We treat our golf heroes like royalty, so when it comes time to say farewell, decrees are issued and the word sent forth regarding the appointed day and time when one of the legends is about to leave the court of greatness for good. The site’s 18th-hole amphitheater usually serves as the honoree’s trail of tears, as the subjects provide a rousing ovation that lasts the long walk home.
We have known since last July that next month’s Masters will be two-time winner Tom Watson’s 43rd and final appearance as a competitor. He made the announcement just prior to playing his final Open Championship, at the Old Course. Unless something historically astounding happens, it will also be the final major championship of Watson’s career.
Because former champions can play well into their twilight days, Augusta National has been the site of the final career major for more than a dozen of the game’s best major champions. Their sendoffs begin with 46-year-old tournament founder Bobby Jones’ 49th-place finish in 1948, a time when there was no 36-hole cut. All too often, however, the final farewell hasn’t gone beyond the first two rounds, ranging from missed cuts by Jimmy Demaret (age 56 in 1967), Byron Nelson (54 in 1966), Arnold Palmer (74 in 2004), Seve Ballesteros (49 in 2007), Raymond Floyd (66 in 2009) and Gary Player (73 also in 2009) and Ben Crenshaw (63 in 2015) to withdrawals for Cary Middlecoff (50 in 1971), Sam Snead (70 in 1983), Doug Ford (78 in 2001) and Billy Casper (73 in 2005).
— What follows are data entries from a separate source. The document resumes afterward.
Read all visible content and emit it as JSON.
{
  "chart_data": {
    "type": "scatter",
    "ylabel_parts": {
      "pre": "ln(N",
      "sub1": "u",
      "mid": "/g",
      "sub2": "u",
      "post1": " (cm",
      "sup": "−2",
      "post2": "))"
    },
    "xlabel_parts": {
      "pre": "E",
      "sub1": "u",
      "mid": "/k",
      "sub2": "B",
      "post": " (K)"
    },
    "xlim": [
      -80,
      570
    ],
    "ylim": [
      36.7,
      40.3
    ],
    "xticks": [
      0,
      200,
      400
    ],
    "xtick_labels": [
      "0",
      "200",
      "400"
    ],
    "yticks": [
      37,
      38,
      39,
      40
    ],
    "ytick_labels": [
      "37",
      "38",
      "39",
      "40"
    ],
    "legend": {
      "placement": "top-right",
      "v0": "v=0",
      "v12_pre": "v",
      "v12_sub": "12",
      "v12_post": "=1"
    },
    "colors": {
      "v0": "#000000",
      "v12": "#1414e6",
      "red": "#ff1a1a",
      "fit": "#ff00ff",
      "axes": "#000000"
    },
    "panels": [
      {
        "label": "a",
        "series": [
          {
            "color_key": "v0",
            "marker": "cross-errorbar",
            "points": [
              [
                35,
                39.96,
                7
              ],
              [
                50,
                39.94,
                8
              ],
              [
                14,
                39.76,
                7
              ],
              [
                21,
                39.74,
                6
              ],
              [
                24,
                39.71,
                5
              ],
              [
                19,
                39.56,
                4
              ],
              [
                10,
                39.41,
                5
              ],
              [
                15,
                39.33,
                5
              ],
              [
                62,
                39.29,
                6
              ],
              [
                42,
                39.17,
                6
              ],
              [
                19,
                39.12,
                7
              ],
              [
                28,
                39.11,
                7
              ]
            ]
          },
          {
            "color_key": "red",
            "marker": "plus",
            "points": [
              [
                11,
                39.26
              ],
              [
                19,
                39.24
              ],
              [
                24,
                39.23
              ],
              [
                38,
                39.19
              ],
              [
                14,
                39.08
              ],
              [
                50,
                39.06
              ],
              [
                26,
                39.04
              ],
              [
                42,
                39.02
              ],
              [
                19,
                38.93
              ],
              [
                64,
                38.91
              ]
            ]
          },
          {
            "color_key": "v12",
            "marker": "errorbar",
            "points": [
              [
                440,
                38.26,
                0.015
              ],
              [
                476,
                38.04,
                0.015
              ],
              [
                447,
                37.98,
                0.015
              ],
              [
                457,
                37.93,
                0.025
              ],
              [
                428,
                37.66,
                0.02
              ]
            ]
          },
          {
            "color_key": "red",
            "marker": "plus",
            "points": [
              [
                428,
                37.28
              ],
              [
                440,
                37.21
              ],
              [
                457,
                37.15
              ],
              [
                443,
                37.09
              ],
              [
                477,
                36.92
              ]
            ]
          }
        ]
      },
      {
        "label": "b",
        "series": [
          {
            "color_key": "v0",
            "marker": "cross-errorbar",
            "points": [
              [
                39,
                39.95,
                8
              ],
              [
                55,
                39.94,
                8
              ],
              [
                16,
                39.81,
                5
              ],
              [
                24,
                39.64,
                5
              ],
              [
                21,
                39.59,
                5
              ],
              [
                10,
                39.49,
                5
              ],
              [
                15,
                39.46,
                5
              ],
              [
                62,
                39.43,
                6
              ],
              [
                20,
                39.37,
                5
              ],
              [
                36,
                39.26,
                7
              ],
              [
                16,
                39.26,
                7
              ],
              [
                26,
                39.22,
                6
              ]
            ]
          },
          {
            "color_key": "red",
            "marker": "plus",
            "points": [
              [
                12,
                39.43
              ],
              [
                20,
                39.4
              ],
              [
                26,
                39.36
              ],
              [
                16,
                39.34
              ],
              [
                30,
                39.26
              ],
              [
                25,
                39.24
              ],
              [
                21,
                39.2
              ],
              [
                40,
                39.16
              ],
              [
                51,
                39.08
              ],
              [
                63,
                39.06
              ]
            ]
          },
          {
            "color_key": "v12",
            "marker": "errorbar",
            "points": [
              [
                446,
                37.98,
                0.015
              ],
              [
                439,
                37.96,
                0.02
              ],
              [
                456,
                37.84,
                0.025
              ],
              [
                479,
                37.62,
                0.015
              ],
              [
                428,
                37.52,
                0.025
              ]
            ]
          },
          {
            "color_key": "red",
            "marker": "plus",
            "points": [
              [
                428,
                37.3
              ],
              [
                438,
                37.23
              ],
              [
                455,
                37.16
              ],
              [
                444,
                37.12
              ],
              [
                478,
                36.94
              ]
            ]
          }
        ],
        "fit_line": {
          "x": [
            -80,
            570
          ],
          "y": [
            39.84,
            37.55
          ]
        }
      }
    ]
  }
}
Nonwinner Walter Hagen WD’d from the 1941 Masters to end his major career at age 48.
Watson, 66, has said for several years that Augusta National is too big for him. Since finishing fourth in 1997, he has missed the cut in 16 of the last 18 Masters, including last year. But Watson doesn’t have to worry that he tested the patience of Masters officials by overstaying his time as past champion. Last year he shot 71 on Thursday, becoming the oldest player, at 65, to shoot under par in Masters history, one of several longevity records he has compiled in the majors. (A second-round 81, however, was the clincher that “it’s time to say good-bye.”) It would be fitting if he could get four rounds in and join Jones as the only golf great to finish his major career at the Masters with four rounds since Watson began his major career at Augusta in 1970.
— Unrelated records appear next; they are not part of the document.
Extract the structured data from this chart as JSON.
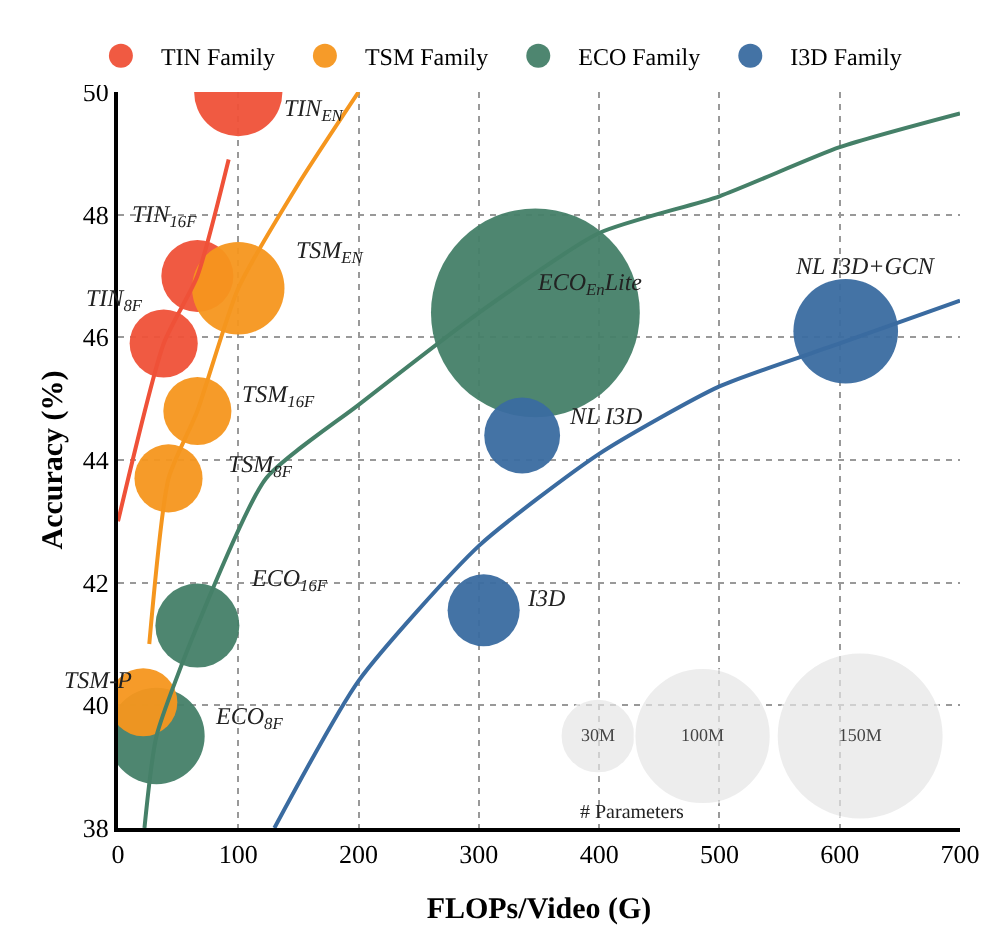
{
  "chart_data": {
    "type": "bubble",
    "xlabel": "FLOPs/Video (G)",
    "ylabel": "Accuracy (%)",
    "xlim": [
      0,
      700
    ],
    "xticks": [
      0,
      100,
      200,
      300,
      400,
      500,
      600,
      700
    ],
    "ylim": [
      38,
      50
    ],
    "yticks": [
      38,
      40,
      42,
      44,
      46,
      48,
      50
    ],
    "grid": true,
    "legend": "top",
    "marker": "circle",
    "size_legend": [
      {
        "value": 30,
        "label": "30M"
      },
      {
        "value": 100,
        "label": "100M"
      },
      {
        "value": 150,
        "label": "150M"
      }
    ],
    "series": [
      {
        "name": "TIN Family",
        "color": "#ef5138",
        "x": [
          100,
          66,
          38
        ],
        "values": [
          50.0,
          47.0,
          45.9
        ],
        "sizes": [
          42,
          28,
          25
        ]
      },
      {
        "name": "TSM Family",
        "color": "#f5961e",
        "x": [
          100,
          66,
          42,
          21
        ],
        "values": [
          46.8,
          44.8,
          43.7,
          40.05
        ],
        "sizes": [
          46,
          25,
          25,
          25
        ]
      },
      {
        "name": "ECO Family",
        "color": "#458068",
        "x": [
          66,
          32,
          347
        ],
        "values": [
          41.3,
          39.5,
          46.4
        ],
        "sizes": [
          38,
          50,
          235
        ]
      },
      {
        "name": "I3D Family",
        "color": "#3a6ba0",
        "x": [
          336,
          304,
          605
        ],
        "values": [
          44.4,
          41.55,
          46.1
        ],
        "sizes": [
          31,
          28,
          59
        ]
      },
      {
        "type": "line",
        "marker": "none",
        "color": "#ef5138",
        "x": [
          0,
          38,
          66,
          92
        ],
        "values": [
          43.0,
          45.9,
          47.0,
          48.9
        ]
      },
      {
        "type": "line",
        "marker": "none",
        "color": "#f5961e",
        "x": [
          26,
          42,
          66,
          100,
          150,
          200
        ],
        "values": [
          41.0,
          43.7,
          44.8,
          46.8,
          48.5,
          50.0
        ]
      },
      {
        "type": "line",
        "marker": "none",
        "color": "#458068",
        "x": [
          22,
          32,
          66,
          123,
          200,
          300,
          400,
          500,
          600,
          700
        ],
        "values": [
          38.0,
          39.5,
          41.3,
          43.7,
          44.9,
          46.4,
          47.7,
          48.3,
          49.1,
          49.65
        ]
      },
      {
        "type": "line",
        "marker": "none",
        "color": "#3a6ba0",
        "x": [
          130,
          200,
          300,
          400,
          500,
          600,
          700
        ],
        "values": [
          38.0,
          40.4,
          42.6,
          44.1,
          45.2,
          45.9,
          46.6
        ]
      }
    ],
    "annotations": [
      {
        "text": "TIN$_{EN}$",
        "x": 100,
        "y": 50.0
      },
      {
        "text": "TIN$_{16F}$",
        "x": 66,
        "y": 47.0
      },
      {
        "text": "TIN$_{8F}$",
        "x": 38,
        "y": 45.9
      },
      {
        "text": "TSM$_{EN}$",
        "x": 100,
        "y": 46.8
      },
      {
        "text": "TSM$_{16F}$",
        "x": 66,
        "y": 44.8
      },
      {
        "text": "TSM$_{8F}$",
        "x": 42,
        "y": 43.7
      },
      {
        "text": "TSM-P",
        "x": 21,
        "y": 40.05
      },
      {
        "text": "ECO$_{16F}$",
        "x": 66,
        "y": 41.3
      },
      {
        "text": "ECO$_{8F}$",
        "x": 32,
        "y": 39.5
      },
      {
        "text": "ECO$_{En}$Lite",
        "x": 347,
        "y": 46.4
      },
      {
        "text": "NL I3D",
        "x": 336,
        "y": 44.4
      },
      {
        "text": "I3D",
        "x": 304,
        "y": 41.55
      },
      {
        "text": "NL I3D+GCN",
        "x": 605,
        "y": 46.1
      },
      "# Parameters"
    ]
  }
}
If that does happen, it would rank with Ben Hogan and Jack Nicklaus for the most appropriate conclusions to a major career. At age 54, Hogan, one of the U.S. Open’s legendary players, tied for 34th at the 1967 U.S. Open. Nicklaus, who was even the greatest at saying good-bye, completed his final major at age 65 in the 2005 Open Championship at St. Andrews, posing at 18’s Swilcan Burn Bridge (above), taking in a 10-minute ovation as he came to his drive, and then holing a 15-foot birdie putt to miss the cut by two shots. A classic conclusion that everyone should seek out on YouTube when they need to feel inspired.
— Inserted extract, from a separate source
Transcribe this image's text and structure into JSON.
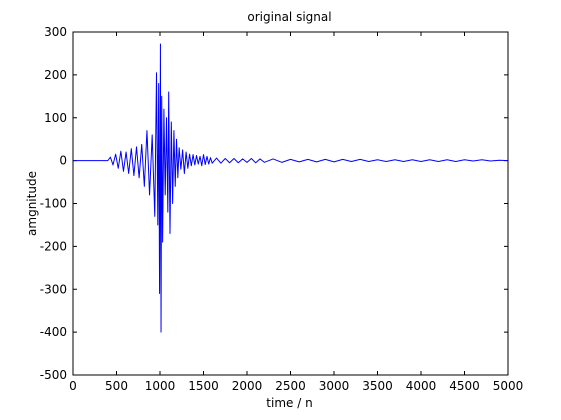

Other major champions in their final major include Jim Barnes (age 46, T-55, 1932 U.S. Open), Julius Boros (60, MC, 1980 PGA), James Braid (58, T-41, 1928 Open Ch.), Henry Cotton (70, MC, 1977 Open Ch.), Bobby Locke (60, MC, 1978 Open Ch.), Old Tom Morris (74, 49th, 1895 Open Ch.), Paul Runyan (69, MC, 1977 PGA), Gene Sarazen (71, MC, 1973 Open Ch.), J.H. Taylor (56, 49th, 1927 Open Ch.), Peter Thomson (54, MC, 1984 Open Ch.), Lee Trevino (60, MC, 2000 Open Ch.) and Harry Vardon (58, 47th, 1928 Open Ch.)